High Court strikes off overcharging solicitor


Flaux: Clear and obvious errors of principle

The High Court has struck off a solicitor who instituted a practice of “gross overcharging” in clinical negligence cases so as to maximise profits.

It overturned a Solicitors Disciplinary Tribunal (SDT) ruling that Andrew Mark Cyril Good should only be fined £30,000.

His firm, Hull-based Rapid Response Solicitors, had a standard approach of setting charge-out rates in its conditional fee agreements of £400 an hour – even for unqualified staff – with a 100% success fee.

The SDT found that the bills were designed “simply to maximise profits which he was the direct beneficiary of receiving”.

However, the tribunal did not find his conduct dishonest, because Mr Good “believed that he was entitled to ‘test the rate’, and that the bills would be subject to the scrutiny of the courts/costs experts”.

On appeal by the Solicitors Regulation Authority, the Divisional Court ruled that the SDT has misapplied both stages of the Ivey test on what constituted dishonesty.

Giving the ruling, Lord Justice Flaux identified five “clear and obvious errors of principle”, particularly in the way the SDT “simply overlooked” the serious findings of knowledge and deliberate misconduct which it had made.

Nowhere in its analysis did the SDT say that Mr Good’s belief that he was entitled to charge these rates was genuine, he ruled.

“That important element of the analysis is simply missing and, on that ground alone, the SDT’s evaluation is fundamentally flawed.”

Even if Mr Good’s belief was genuine, it was “difficult to see how that could exonerate him from a finding of dishonesty in the light of the findings of fact as to his knowledge and deliberate misconduct”.

The SDT finding that Mr Good had set the rate at an artificially high level in the knowledge that the clients would not object, was also “wholly inconsistent with any belief that he was entitled to set such an artificially high rate being genuine”.

The fact that the amounts of the bills were never in fact recovered on detailed assessment and that Mr Good later reduced the rates did not, as the SDT contended, show that his conduct was not dishonest.

“Those were essentially matters of mitigation and the SDT has missed the point, no doubt because it failed to return to its serious findings of knowledge and deliberate misconduct, in evaluating whether Mr Good was dishonest.

“In the light of those clear and unequivocal findings, the only proper conclusion would have been that, in rendering the bills which he knew to be excessive or grossly excessive and artificially high, Mr Good was dishonest in the first place.

“Whilst the fact that the firm never actually recovered excessive costs and the other matters to which the SDT refers may mitigate the gravity of that dishonesty, they cannot eradicate it.”
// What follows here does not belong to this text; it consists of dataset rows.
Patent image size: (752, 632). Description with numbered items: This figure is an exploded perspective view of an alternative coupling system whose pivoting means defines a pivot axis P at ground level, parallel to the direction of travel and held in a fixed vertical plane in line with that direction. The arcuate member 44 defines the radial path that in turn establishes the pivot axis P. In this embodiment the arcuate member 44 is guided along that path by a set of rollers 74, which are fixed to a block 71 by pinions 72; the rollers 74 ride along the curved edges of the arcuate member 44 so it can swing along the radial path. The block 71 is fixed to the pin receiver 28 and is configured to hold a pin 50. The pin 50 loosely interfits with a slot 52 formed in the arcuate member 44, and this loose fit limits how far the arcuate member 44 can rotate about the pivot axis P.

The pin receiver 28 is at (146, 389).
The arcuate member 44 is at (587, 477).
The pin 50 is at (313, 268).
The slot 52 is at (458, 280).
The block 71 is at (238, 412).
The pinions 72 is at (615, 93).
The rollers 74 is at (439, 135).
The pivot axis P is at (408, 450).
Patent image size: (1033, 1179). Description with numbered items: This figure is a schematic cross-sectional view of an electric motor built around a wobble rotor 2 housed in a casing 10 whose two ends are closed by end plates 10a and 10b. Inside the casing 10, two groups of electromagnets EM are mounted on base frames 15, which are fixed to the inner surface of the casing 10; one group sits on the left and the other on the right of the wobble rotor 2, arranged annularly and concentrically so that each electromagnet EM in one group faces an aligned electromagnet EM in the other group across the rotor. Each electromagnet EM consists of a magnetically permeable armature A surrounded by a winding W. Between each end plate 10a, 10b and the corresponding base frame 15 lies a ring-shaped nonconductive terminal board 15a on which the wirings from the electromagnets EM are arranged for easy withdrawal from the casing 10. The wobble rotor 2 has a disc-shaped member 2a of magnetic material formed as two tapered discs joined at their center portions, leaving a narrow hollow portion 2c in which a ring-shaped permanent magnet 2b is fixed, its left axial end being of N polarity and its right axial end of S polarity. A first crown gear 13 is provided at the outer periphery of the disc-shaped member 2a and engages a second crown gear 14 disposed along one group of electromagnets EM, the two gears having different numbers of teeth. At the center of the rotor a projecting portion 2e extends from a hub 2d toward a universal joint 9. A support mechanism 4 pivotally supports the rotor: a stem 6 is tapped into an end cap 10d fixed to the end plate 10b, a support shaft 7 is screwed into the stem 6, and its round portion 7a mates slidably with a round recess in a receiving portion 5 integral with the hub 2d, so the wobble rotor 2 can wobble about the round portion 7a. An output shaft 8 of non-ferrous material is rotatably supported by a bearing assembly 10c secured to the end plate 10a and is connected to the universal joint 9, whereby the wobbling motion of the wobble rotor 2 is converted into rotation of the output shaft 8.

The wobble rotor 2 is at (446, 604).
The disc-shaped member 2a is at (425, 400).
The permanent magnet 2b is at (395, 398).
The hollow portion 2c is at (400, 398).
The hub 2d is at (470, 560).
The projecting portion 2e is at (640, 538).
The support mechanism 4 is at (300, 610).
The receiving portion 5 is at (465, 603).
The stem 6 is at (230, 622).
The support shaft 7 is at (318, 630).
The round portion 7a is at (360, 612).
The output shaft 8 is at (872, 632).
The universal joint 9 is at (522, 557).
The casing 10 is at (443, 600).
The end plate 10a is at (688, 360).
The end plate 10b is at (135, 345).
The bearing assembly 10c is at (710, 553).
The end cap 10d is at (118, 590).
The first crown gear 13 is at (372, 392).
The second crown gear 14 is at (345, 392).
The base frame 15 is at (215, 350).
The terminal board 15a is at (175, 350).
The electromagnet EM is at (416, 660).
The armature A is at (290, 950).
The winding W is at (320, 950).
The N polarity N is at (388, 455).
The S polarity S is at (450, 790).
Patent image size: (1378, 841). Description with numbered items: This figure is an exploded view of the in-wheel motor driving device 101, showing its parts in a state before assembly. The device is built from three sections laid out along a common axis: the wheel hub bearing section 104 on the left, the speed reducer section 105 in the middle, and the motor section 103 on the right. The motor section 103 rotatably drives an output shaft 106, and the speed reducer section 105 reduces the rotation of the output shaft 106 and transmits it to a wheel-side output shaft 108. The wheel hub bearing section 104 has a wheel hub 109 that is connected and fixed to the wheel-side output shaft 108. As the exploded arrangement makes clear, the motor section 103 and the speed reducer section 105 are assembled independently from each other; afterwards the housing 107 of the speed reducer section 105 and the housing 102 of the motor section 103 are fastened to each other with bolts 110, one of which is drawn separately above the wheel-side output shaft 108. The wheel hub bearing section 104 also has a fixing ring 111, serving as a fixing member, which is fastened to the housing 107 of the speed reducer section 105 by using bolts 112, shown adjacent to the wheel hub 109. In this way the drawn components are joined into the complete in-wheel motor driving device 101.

The fact that the bills could be challenged was not a “guaranteed protection” against the firm recovering the costs, Flaux LJ said, and the SDT did not consider “why on earth Mr Good went to all the trouble to institute this policy and bill these artificially high rates, unless it was in the hope that the paying parties would, on occasion, pay the bill without questioning it”.

The SDT’s “bald assertion” that members of the public would not find Mr Good’s conduct dishonest “cries out for further explanation or elaboration”, the judge added.

Flaux LJ said there was no reason to remit the case to the tribunal. “Since no exceptional circumstances are advanced which would justify a lesser sanction, given that finding of dishonesty, the only appropriate sanction is striking off the roll.”

He added that, even if he had not found Mr Good to be dishonest, he would have upheld the other limb of the appeal, namely that the sanction of a £30,000 fine was excessively lenient.

He would have found the fine to be “clearly inappropriate so that the court should intervene and quash that sanction, substituting the sanction of striking off the roll”.

The judge said it was “of paramount importance that the public and other members of the profession are able to have complete trust in a solicitor when it comes to statements or bills of costs”.

He continued: “Were it otherwise, there would always be a risk that the paying party on a bill, relying on the integrity of the solicitor rendering the bill, would settle a bill which was in fact excessive or grossly excessive, to the knowledge of the solicitor rendering the bill.

“Contrary to what the SDT appears to have thought, I consider that risk was always present in these cases.

“The serious lack of integrity demonstrated by Mr Good in relation to the bills of costs he rendered completely undermined any such trust.”